Pruning small blueberry bushes, which are normally one year old, we must make sure to remove all the flower buds to favor that all the energy of the blueberry plant is focused on the growth of the root system and the development of new vigorous shoots that can produce quality fruit in the next seasons.
To do this we must prune the blueberry plant hard by cutting the vigorous branches about 4″- 6″ (10-15 cm) from the base of the stem and remove the rest of the weak branches.
For blueberry plants in the large format, we can already produce fruit immediately, but we must seek a balance between the aerial part and the root system.
To do this we are going to do a lighter pruning by removing all the flower buds from the weak branches close to the ground, leaving only the flower buds that are located on the most vigorous branches.

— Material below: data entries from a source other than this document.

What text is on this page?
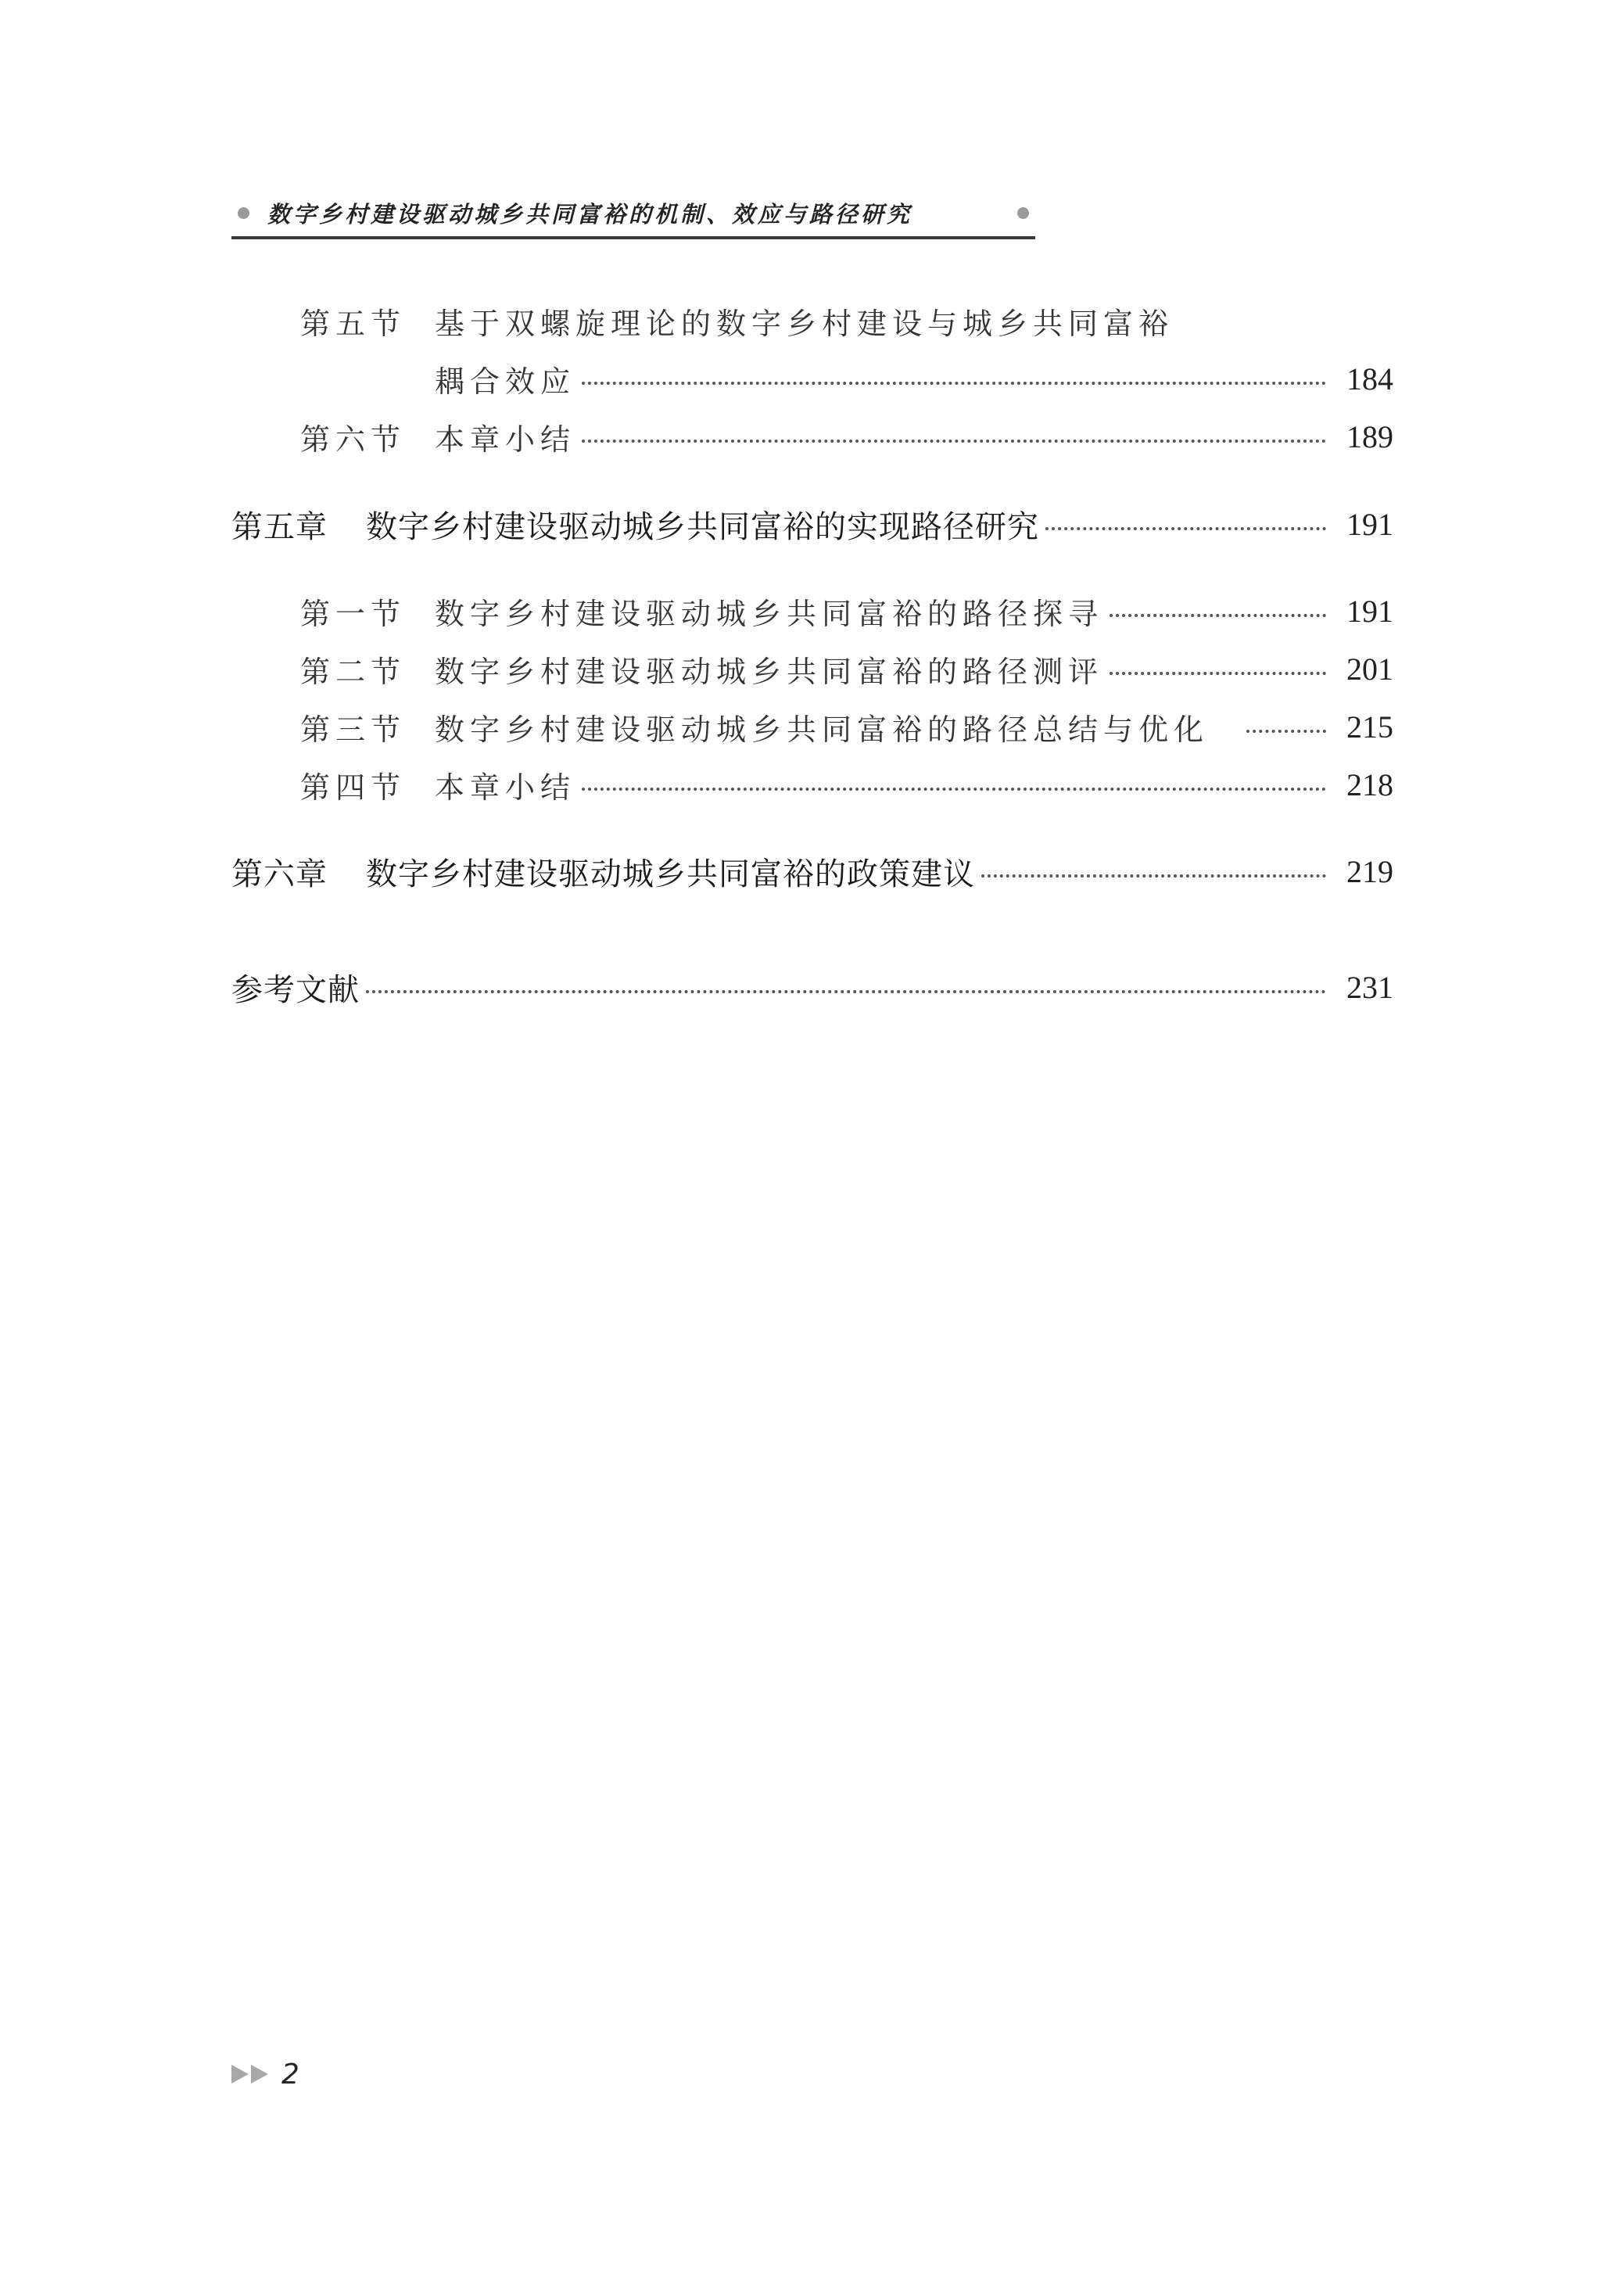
数字乡村建设驱动城乡共同富裕的机制、效应与路径研究
第五节 基于双螺旋理论的数字乡村建设与城乡共同富裕
耦合效应	184
第六节 本章小结	189
第五章	数字乡村建设驱动城乡共同富裕的实现路径研究	191
第一节 数字乡村建设驱动城乡共同富裕的路径探寻	191
第二节 数字乡村建设驱动城乡共同富裕的路径测评	201
第三节 数字乡村建设驱动城乡共同富裕的路径总结与优化	215
第四节 本章小结	218
第六章	数字乡村建设驱动城乡共同富裕的政策建议	219
参考文献	231
2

In this way, we will achieve a good balance and the plant will be able to produce quality blueberries without affecting its growth.
How to Prune Blueberry Bushes
Next, we are going to show you how to prune an adult blueberry plant. To do this we are going to perform what is known as “renewal pruning”. As we said at the beginning, we must remove some of the oldest branches, in this way we will favor the emission of new vigorous shoots in which we will produce fruit in the coming years.

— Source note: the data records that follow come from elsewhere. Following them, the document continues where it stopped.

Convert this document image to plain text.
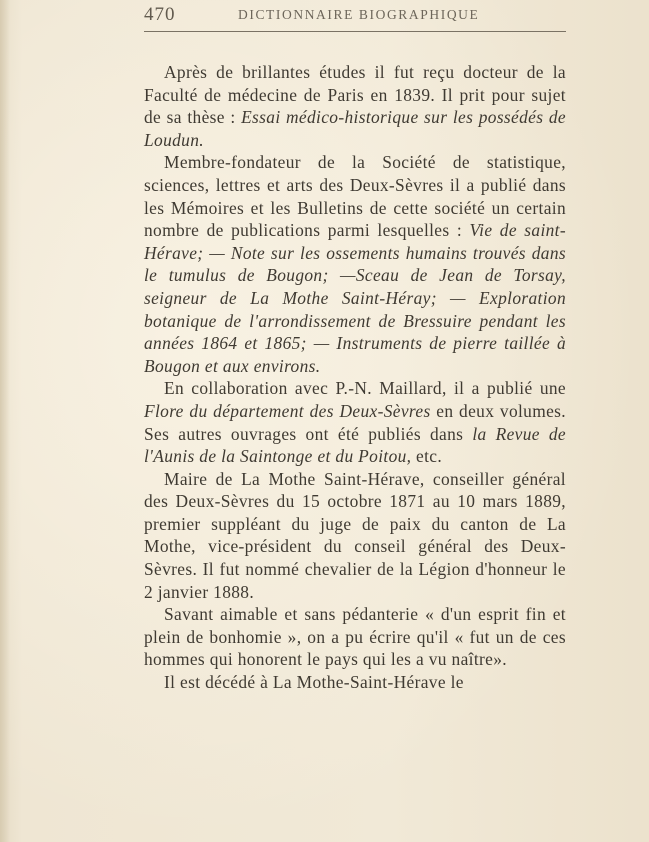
470	DICTIONNAIRE BIOGRAPHIQUE

Après de brillantes études il fut reçu docteur de la Faculté de médecine de Paris en 1839. Il prit pour sujet de sa thèse : Essai médico-historique sur les possédés de Loudun.

Membre-fondateur de la Société de statistique, sciences, lettres et arts des Deux-Sèvres il a publié dans les Mémoires et les Bulletins de cette société un certain nombre de publications parmi lesquelles : Vie de saint-Hérave; — Note sur les ossements humains trouvés dans le tumulus de Bougon; —Sceau de Jean de Torsay, seigneur de La Mothe Saint-Héray; — Exploration botanique de l'arrondissement de Bressuire pendant les années 1864 et 1865; — Instruments de pierre taillée à Bougon et aux environs.

En collaboration avec P.-N. Maillard, il a publié une Flore du département des Deux-Sèvres en deux volumes. Ses autres ouvrages ont été publiés dans la Revue de l'Aunis de la Saintonge et du Poitou, etc.

Maire de La Mothe Saint-Hérave, conseiller général des Deux-Sèvres du 15 octobre 1871 au 10 mars 1889, premier suppléant du juge de paix du canton de La Mothe, vice-président du conseil général des Deux-Sèvres. Il fut nommé chevalier de la Légion d'honneur le 2 janvier 1888.

Savant aimable et sans pédanterie « d'un esprit fin et plein de bonhomie », on a pu écrire qu'il « fut un de ces hommes qui honorent le pays qui les a vu naître».

Il est décédé à La Mothe-Saint-Hérave le
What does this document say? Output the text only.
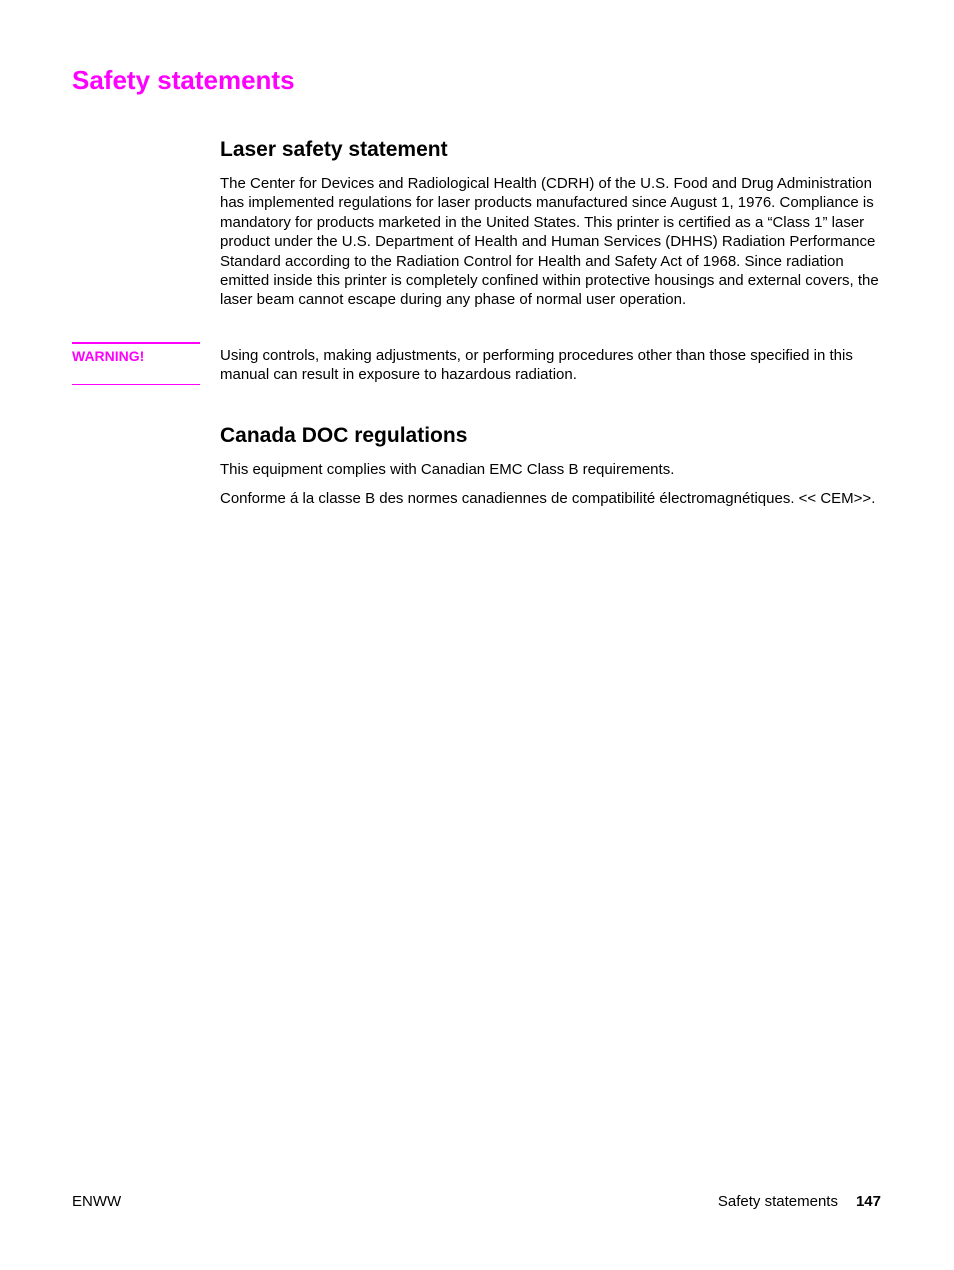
Safety statements
Laser safety statement

The Center for Devices and Radiological Health (CDRH) of the U.S. Food and Drug Administration has implemented regulations for laser products manufactured since August 1, 1976. Compliance is mandatory for products marketed in the United States. This printer is certified as a “Class 1” laser product under the U.S. Department of Health and Human Services (DHHS) Radiation Performance Standard according to the Radiation Control for Health and Safety Act of 1968. Since radiation emitted inside this printer is completely confined within protective housings and external covers, the laser beam cannot escape during any phase of normal user operation.

WARNING!	Using controls, making adjustments, or performing procedures other than those specified in this manual can result in exposure to hazardous radiation.

Canada DOC regulations

This equipment complies with Canadian EMC Class B requirements.

Conforme á la classe B des normes canadiennes de compatibilité électromagnétiques. << CEM>>.

ENWW	Safety statements 147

The easiest way to identify the branches to be cut is by color, these have gray tones, while the younger ones have reddish or green tones depending on the variety.

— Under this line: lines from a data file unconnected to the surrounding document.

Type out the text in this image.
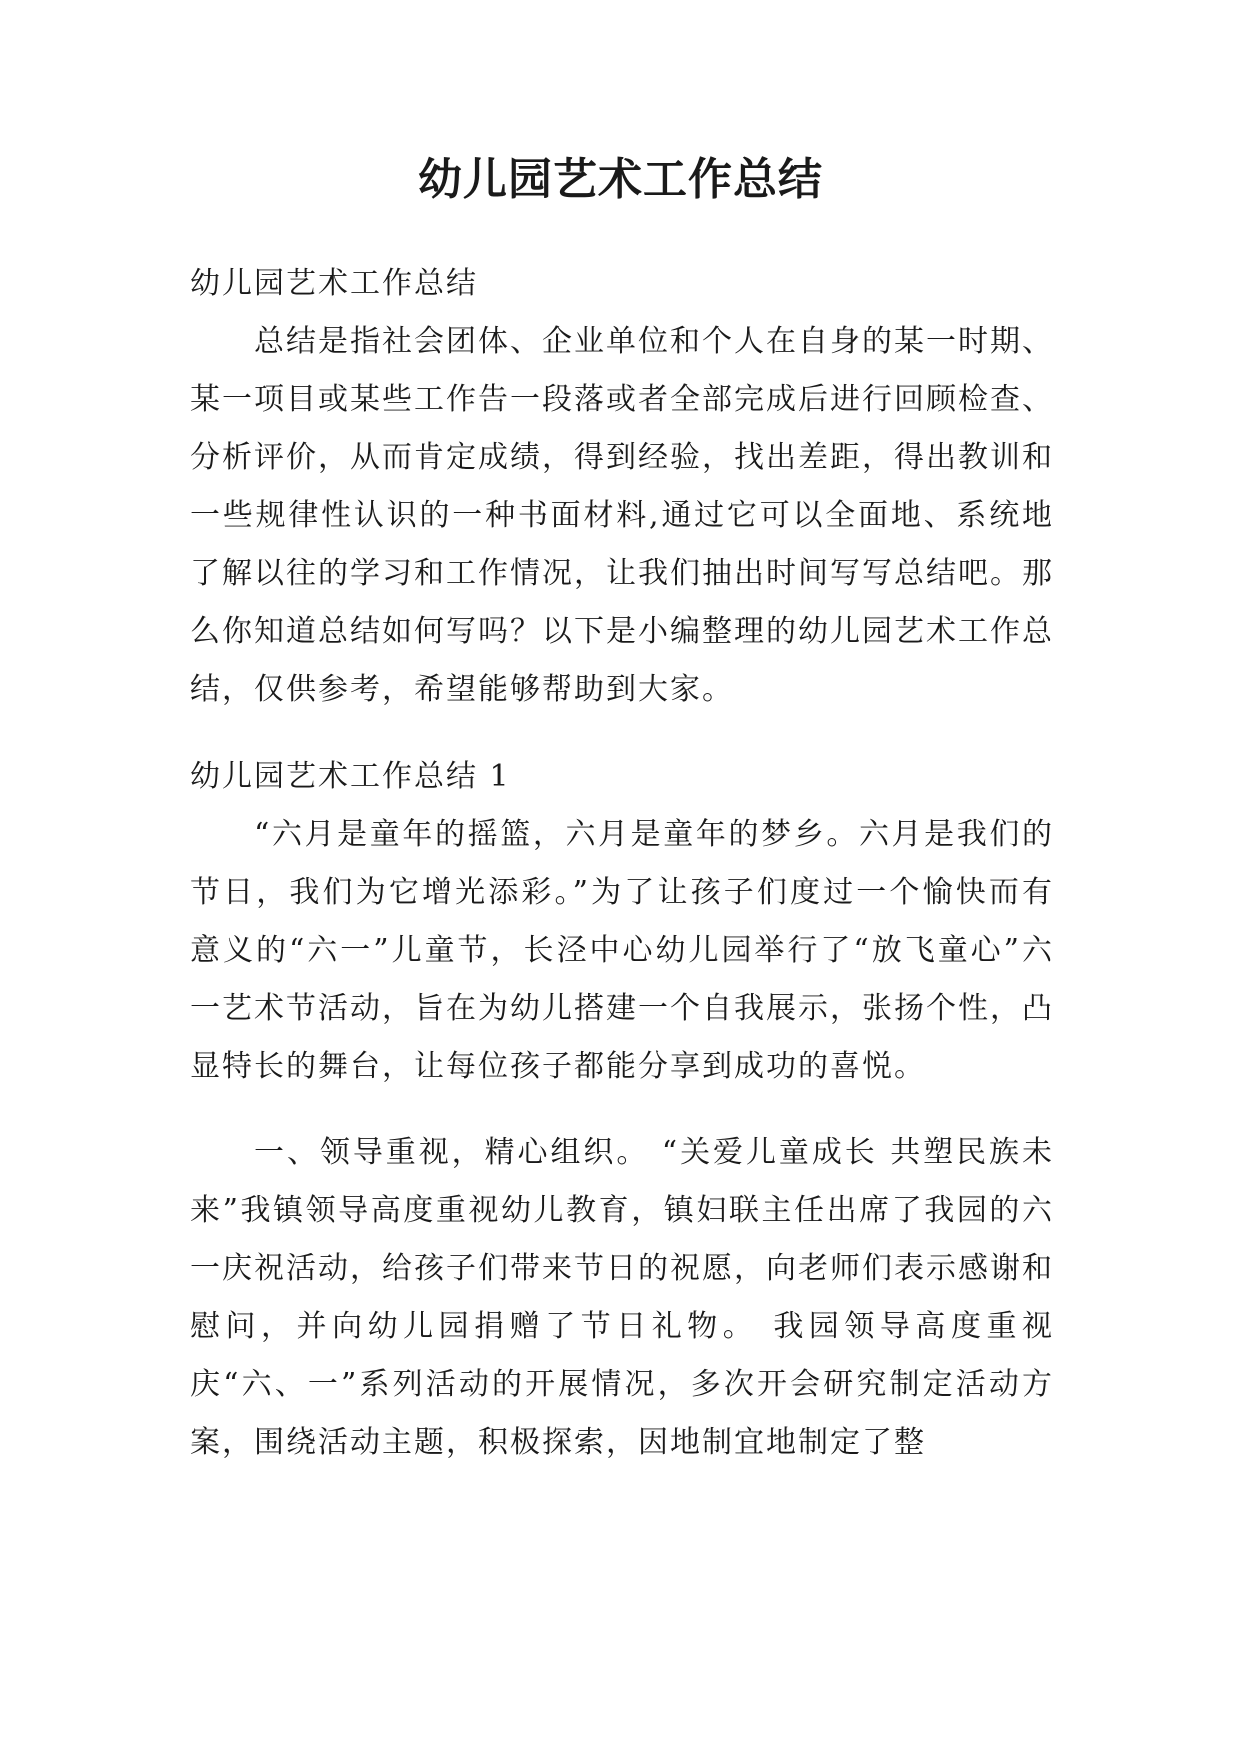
幼儿园艺术工作总结

幼儿园艺术工作总结

总结是指社会团体、企业单位和个人在自身的某一时期、某一项目或某些工作告一段落或者全部完成后进行回顾检查、分析评价，从而肯定成绩，得到经验，找出差距，得出教训和一些规律性认识的一种书面材料,通过它可以全面地、系统地了解以往的学习和工作情况，让我们抽出时间写写总结吧。那么你知道总结如何写吗？以下是小编整理的幼儿园艺术工作总结，仅供参考，希望能够帮助到大家。

幼儿园艺术工作总结 1

“六月是童年的摇篮，六月是童年的梦乡。六月是我们的节日，我们为它增光添彩。”为了让孩子们度过一个愉快而有意义的“六一”儿童节，长泾中心幼儿园举行了“放飞童心”六一艺术节活动，旨在为幼儿搭建一个自我展示，张扬个性，凸显特长的舞台，让每位孩子都能分享到成功的喜悦。

一、领导重视，精心组织。 “关爱儿童成长 共塑民族未来”我镇领导高度重视幼儿教育，镇妇联主任出席了我园的六一庆祝活动，给孩子们带来节日的祝愿，向老师们表示感谢和慰问，并向幼儿园捐赠了节日礼物。 我园领导高度重视庆“六、一”系列活动的开展情况，多次开会研究制定活动方案，围绕活动主题，积极探索，因地制宜地制定了整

We will cut the oldest branches of the blueberry plant at a height from the ground of about 15″- 20″ (40-50 cm) because below that height we are not interested in producing fruit. Sometimes these old branches already have a new vigorous shoot, so instead of cutting at 20″ (50 cm), we will cut just above the new shoot to take advantage of it. It is in these cuts that the new shoots will be emitted.
At the same time, to favor the emission of these new shoots we must have the inside of the bush’s crown clean and clear of branches so that sunlight can enter. When the inside of the crown is not well aerated, the new shoots are weak and not vigorous and will not produce quality fruit.
Once all the old branches have been cut, we will continue with a more thorough pruning; first, we will remove all the twigs from the blueberry plant that is close to the ground, below 20″ (50 cm), since fruit close to the ground is of poorer quality.
Next, we continue with the pruning in the medium-high zone of the blueberry plant, eliminating all the dry or old twigs, where there are practically no flower buds. As before, to remove these twigs we can be guided by the color, these will have a grayish color while the younger ones will be reddish.
At the end of these young twigs, we can observe the flower buds, it is in these where we will produce quality fruit. Once the pruning is correctly completed, we can observe that the predominant tone of the medium-high part of the blueberry plant is reddish, which indicates that most of the twigs are young.